If I set DFTI_NUMBER_OF_TRANSFORMS to 4 on a AVX computer, or 8 on a AVX-512 KNL, will MKL's DftiComputeForward/Backward compute the FFT's of similar but independant, non-overlapping arrays simultaneously in SIMD or sequentially one after the other?
There's no direct relationship between value of DFTI_NUMBER_OF_TRANSFORMS and SIMD. The DFTI_NUMBER_OF_TRANSFORMS is actually for performing a number of FFT transforms with a single call. It is similar to writing a for loop to perform FFT backward/forward N times.
MKL FFT supports configuration setting variables to control parallel processing. You could use DFTI_THREAD_LIMIT to set parallel or sequential for each transform of single call methods (DFTI_NUMBER_OF_TRANSFORMS>1) when MKL is parallel mode.
By default, the FFT processing is parallel for large size, but sequential for small transform. If you are using a bunch of small transforms, each FFT transform would be sequential. But if you are using a bunch of large transform and DFTI_THREAD_LIMIT!=1, each transform would be parallel.

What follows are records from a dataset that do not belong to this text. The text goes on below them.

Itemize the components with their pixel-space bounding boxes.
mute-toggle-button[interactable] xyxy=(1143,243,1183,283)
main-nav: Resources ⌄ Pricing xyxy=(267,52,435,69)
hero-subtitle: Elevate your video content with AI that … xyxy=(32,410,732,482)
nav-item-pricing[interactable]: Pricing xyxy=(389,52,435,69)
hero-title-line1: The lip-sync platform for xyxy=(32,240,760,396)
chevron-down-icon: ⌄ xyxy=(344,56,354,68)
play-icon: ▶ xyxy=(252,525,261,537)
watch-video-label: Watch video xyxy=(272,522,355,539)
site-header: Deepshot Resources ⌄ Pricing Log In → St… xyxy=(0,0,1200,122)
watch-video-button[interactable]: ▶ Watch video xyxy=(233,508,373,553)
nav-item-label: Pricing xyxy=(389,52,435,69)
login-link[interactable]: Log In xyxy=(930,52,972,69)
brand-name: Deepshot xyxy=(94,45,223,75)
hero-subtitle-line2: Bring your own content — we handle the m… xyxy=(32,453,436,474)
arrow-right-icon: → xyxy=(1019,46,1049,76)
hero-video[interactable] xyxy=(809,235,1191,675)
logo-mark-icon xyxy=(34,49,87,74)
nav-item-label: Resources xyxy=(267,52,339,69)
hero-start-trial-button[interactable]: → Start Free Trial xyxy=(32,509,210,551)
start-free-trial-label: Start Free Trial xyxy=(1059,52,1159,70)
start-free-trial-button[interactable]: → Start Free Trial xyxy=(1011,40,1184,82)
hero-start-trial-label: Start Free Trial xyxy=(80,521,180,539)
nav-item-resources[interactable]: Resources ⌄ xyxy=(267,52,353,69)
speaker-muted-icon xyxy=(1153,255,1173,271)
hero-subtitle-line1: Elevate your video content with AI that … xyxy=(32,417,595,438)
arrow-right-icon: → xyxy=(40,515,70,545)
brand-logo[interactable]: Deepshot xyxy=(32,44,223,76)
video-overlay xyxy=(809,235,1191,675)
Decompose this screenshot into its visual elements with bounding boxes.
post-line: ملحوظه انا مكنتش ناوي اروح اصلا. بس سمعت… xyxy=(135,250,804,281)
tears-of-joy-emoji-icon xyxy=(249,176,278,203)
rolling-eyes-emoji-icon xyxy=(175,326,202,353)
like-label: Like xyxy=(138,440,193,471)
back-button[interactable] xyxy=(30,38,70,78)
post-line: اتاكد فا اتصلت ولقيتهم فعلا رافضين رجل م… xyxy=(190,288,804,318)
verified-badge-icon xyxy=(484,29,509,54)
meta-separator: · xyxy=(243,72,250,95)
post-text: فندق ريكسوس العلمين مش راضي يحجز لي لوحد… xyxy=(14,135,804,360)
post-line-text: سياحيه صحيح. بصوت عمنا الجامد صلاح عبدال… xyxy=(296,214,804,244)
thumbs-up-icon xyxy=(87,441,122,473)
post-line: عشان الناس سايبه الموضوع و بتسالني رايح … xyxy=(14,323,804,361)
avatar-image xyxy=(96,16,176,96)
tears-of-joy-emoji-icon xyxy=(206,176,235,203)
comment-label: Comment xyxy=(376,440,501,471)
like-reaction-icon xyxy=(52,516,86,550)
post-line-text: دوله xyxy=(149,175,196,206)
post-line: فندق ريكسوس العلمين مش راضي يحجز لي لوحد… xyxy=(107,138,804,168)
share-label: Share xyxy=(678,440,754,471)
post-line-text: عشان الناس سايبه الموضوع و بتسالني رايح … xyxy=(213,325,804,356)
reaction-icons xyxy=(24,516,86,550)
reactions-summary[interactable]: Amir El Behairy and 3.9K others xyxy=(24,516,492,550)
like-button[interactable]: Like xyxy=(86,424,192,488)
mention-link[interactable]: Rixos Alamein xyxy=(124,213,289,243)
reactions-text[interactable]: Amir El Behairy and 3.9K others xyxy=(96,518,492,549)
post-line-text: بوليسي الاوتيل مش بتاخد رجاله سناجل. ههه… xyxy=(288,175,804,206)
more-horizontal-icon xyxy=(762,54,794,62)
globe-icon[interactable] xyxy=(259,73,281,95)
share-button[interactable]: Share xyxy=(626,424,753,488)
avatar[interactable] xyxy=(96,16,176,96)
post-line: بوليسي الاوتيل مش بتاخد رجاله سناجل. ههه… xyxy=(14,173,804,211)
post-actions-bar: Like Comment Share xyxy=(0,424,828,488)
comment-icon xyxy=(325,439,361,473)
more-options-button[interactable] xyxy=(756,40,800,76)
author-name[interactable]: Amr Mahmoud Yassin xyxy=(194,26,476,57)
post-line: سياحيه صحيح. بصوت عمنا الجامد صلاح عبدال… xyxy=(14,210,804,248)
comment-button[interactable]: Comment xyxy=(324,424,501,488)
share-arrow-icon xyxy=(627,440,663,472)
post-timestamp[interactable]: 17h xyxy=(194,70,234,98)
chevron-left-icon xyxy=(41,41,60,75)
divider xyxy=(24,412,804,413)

Thanks for the explanaition! I'm wondering if, for a number of small single precision FT's e.g. 24x24, it would be more efficient or less to run them in parallel in SIMD (in each thread), in particular with AVX-512. Has this been investigated by Intel?
If you are using a bunch of small transforms, where function call overhead comprises a noticeable part of the transform time, doing the bunch within a single call by DFTI_NUMBER_OF_TRANSFORMS probably would be more efficient. Thanks.